Diabetes is a common condition that currently affects approximately 3.7 million people in the UK. Around 90 percent of children and adults living with diabetes in the UK have Type 2 diabetes.
Insulin plays a vital role in each of our daily lives, it lets the glucose in our blood enter our cells and helps maintain our bodies. For those living with Type 2 diabetes, the body is unable to produce the correct levels of insulin required to function properly, which results in high levels of glucose the blood.
Symptoms can include, feeling exceptionally tired, needing to urinate frequently, feeling extremely thirsty, infections (such as thrush), and cuts and grazes healing slowly. Some people living with Type 2 diabetes can go undiagnosed for up to 10 years, as they fail to notice the symptoms or may not get any of them.
More severe symptoms, also known as complications of diabetes might develop after a prolonged period of time and can seriously impact your heart, eyes, feet and kidneys.
Although Type 2 diabetes is generally more widely associated with adults aged 40 and older, it can develop at any age. Diagnoses are becoming more common amongst children and young adults and this is often linked with having a family history of Type 2 diabetes, being overweight and inactive.
How to Reduce Your Risk of Type 2 Diabetes:
The food we eat plays a pivotal part in helping to manage our weight, which should in turn reduce the risk of being diagnosed with Type 2 diabetes. We can implement small but manageable changes into our diets which will aim to have a noticeably positive impact on our energy levels and how we feel on a daily basis.
The amount of food you should eat is dependent on your gender, age, activity levels and long-term body goals. The dimensions of the plates and bowls we use has increased, which has led to a growth in portion sizes. Try using smaller dishes instead, as the food on the plate appears bigger which helps condense your overall portion sizes.
Always Read The Label
Make sure you carefully examine the food labels whilst doing your weekly shop, most items display their fat, saturated fat, sugar and salt content on the front of the packaging using the colour coded traffic light system, green is considered low, amber is medium and red is high.
As a rule of thumb, generally stick with green labels, occasionally amber and red can be saved for a treat or special occasion! On the back you will find a more detailed list of ingredients, the highest-quantity ingredient will be stated first and the lowest-quantity ingredient will be last.
Know The Difference
There are a number of varying claims which can be found on food labels that consumers often find a little confusing.
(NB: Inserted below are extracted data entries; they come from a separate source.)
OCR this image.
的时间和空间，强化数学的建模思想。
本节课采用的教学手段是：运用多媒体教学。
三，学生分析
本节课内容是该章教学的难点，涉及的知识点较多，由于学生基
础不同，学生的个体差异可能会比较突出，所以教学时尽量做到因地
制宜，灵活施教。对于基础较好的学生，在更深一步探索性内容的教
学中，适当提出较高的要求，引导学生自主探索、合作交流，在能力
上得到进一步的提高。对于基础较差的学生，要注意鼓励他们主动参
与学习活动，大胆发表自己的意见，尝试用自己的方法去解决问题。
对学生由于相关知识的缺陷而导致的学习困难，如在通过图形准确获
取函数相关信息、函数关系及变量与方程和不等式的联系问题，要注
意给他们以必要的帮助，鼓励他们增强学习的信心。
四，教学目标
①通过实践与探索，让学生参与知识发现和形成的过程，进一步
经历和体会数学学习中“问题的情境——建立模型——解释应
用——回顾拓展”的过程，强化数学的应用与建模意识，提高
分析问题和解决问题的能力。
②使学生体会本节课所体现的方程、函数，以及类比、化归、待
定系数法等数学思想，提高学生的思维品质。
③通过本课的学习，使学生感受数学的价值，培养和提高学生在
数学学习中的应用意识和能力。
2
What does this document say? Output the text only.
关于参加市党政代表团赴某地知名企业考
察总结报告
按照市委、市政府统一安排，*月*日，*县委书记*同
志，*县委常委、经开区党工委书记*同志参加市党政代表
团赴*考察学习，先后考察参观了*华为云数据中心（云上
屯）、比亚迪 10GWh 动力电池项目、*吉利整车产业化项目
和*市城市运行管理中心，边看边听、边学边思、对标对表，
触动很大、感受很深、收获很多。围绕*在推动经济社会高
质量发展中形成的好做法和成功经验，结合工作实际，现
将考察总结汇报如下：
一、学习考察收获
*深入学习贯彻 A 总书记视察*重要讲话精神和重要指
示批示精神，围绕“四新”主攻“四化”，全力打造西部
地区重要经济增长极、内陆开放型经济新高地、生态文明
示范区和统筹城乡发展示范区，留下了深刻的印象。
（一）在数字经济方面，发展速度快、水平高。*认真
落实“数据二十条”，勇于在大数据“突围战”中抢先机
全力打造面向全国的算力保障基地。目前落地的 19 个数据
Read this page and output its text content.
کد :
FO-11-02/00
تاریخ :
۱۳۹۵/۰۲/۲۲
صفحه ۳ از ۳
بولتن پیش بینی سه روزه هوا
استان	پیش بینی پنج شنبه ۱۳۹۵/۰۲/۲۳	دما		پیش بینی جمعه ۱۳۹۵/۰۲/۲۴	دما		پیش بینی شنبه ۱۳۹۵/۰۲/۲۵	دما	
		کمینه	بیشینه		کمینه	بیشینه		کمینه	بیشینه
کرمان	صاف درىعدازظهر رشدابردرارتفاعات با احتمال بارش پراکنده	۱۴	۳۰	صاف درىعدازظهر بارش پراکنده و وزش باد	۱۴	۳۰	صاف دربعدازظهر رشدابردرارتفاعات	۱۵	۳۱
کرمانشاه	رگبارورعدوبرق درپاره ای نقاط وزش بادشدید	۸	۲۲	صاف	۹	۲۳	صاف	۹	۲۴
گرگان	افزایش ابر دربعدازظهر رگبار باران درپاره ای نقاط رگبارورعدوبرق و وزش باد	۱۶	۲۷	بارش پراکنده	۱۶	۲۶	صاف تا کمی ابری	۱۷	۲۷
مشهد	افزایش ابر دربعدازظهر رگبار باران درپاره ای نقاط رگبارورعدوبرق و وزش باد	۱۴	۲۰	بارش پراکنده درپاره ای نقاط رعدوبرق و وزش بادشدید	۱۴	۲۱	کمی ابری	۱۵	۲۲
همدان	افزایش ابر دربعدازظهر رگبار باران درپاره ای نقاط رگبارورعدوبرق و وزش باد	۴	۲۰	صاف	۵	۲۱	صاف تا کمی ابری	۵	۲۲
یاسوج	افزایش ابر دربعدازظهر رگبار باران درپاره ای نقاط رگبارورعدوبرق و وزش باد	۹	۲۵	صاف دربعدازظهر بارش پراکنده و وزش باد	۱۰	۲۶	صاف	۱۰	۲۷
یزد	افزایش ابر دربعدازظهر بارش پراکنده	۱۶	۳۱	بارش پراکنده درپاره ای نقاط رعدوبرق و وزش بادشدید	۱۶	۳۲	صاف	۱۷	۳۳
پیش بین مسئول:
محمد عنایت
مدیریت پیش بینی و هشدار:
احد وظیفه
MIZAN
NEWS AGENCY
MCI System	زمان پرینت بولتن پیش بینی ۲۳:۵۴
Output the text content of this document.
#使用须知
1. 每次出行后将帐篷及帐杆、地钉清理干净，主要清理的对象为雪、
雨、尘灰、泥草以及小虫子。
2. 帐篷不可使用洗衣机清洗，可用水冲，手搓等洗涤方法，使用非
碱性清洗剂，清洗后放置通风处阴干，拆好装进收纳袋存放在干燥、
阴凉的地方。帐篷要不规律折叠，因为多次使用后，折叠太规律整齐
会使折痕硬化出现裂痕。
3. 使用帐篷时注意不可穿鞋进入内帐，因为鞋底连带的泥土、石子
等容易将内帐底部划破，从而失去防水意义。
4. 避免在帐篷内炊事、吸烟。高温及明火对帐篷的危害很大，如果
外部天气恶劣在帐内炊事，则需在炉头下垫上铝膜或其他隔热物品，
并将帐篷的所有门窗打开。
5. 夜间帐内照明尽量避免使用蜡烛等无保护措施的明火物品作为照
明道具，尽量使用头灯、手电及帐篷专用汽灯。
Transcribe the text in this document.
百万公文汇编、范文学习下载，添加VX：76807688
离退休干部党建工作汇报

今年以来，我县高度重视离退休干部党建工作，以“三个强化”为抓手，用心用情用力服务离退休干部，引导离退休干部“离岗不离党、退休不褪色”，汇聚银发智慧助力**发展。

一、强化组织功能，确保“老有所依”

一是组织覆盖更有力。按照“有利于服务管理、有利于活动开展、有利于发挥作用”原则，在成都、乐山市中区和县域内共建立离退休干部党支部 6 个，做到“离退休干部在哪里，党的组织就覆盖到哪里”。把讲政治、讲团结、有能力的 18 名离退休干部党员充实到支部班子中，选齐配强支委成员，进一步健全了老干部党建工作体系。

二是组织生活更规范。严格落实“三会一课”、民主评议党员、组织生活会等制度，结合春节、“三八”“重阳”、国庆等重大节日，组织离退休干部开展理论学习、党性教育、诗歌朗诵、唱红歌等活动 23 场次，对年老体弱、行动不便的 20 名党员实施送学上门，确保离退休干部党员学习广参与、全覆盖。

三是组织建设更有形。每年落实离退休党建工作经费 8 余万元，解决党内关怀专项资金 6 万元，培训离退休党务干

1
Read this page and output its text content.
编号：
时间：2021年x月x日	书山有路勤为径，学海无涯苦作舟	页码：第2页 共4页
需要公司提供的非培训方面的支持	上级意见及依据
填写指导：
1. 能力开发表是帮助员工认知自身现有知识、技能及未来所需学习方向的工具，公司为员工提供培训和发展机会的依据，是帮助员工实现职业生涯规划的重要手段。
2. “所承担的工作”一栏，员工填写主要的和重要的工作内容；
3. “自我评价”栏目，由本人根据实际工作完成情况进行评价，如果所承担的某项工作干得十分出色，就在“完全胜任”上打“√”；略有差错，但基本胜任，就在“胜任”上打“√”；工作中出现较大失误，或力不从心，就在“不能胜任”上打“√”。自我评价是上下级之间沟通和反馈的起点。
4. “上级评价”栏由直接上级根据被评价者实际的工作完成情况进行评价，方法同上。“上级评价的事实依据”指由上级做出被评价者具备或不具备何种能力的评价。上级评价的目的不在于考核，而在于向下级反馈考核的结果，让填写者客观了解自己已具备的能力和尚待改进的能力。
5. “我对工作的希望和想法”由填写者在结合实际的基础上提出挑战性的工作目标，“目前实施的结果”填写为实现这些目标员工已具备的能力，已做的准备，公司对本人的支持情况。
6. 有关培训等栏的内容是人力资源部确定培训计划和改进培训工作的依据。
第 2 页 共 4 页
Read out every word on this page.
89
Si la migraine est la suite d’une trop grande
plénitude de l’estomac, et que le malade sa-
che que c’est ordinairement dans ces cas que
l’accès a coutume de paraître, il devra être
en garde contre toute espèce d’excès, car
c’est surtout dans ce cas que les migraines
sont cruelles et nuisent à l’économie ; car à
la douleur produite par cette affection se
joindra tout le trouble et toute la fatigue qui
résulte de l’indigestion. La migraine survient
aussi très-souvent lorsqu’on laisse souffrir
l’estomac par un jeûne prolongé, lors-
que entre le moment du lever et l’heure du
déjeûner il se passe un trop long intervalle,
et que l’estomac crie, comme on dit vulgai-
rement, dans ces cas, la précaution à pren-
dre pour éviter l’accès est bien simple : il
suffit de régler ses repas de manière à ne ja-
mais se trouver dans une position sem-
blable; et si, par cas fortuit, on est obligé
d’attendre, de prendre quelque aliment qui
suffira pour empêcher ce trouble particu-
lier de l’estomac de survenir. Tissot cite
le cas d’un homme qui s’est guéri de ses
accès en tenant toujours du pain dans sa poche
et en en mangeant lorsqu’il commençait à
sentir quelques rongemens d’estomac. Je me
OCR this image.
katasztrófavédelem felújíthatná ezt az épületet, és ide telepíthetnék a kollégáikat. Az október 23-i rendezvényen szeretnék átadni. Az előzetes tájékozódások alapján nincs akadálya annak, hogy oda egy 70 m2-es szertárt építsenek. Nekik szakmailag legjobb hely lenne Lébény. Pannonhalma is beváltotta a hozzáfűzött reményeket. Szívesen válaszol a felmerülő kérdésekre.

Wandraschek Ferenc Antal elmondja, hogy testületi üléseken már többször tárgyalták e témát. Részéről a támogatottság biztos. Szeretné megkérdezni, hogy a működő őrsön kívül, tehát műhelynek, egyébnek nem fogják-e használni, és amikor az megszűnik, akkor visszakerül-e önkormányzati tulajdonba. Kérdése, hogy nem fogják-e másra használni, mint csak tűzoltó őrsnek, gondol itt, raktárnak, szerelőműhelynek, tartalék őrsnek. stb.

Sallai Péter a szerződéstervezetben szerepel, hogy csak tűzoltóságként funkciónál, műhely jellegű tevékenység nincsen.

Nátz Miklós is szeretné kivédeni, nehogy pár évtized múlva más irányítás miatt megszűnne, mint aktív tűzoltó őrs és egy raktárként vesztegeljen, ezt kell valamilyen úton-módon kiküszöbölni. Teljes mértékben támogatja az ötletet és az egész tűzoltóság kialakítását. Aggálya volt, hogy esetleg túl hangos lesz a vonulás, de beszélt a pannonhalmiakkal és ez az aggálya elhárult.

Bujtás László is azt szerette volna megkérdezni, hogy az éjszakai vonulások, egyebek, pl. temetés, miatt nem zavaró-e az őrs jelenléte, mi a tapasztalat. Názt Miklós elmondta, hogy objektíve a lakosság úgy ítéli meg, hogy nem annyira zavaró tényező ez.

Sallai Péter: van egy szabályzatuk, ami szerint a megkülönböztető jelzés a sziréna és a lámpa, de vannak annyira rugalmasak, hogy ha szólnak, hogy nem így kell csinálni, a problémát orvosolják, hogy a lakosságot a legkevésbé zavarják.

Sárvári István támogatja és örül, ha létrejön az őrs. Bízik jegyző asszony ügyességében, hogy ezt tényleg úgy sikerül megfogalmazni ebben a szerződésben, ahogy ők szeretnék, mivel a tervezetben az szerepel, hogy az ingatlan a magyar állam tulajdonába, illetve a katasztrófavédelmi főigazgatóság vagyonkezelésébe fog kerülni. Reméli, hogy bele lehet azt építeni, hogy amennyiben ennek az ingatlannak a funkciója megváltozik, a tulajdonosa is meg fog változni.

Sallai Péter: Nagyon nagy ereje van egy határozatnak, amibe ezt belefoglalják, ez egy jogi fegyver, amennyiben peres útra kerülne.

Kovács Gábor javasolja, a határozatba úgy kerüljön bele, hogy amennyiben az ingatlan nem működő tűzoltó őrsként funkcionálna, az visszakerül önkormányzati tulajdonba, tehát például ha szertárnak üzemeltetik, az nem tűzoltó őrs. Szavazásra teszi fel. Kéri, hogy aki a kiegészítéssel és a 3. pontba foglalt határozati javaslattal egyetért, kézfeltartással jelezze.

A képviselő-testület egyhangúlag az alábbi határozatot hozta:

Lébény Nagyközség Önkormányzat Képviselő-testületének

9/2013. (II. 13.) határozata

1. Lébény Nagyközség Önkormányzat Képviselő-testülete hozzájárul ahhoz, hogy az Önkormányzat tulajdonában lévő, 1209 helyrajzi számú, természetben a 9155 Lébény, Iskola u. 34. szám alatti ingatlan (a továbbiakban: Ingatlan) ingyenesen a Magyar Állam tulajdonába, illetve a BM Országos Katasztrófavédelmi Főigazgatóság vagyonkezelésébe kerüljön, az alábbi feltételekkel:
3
For example, no added sugar means that no artificial sugar has been added, but there may be naturally occurring sugars included within the dish. Whereas low sugar is defined as having less than 5g of sugar per 100g.
Eating red and processed meats, such as beef, lamb, sausages and ham, are commonly associated with cancer and heart problems. Attempt to swap them for healthier alternatives that should help to keep you fuller for longer, such as eggs, fish, poultry (chicken and turkey) and unsalted nuts. If you’re feeling peckish in between meals, opt for fruit as a snack instead of chocolate, cakes or biscuits, as it contains natural sugar and aids you in getting the right amount of nourishment needed to fuel our bodies.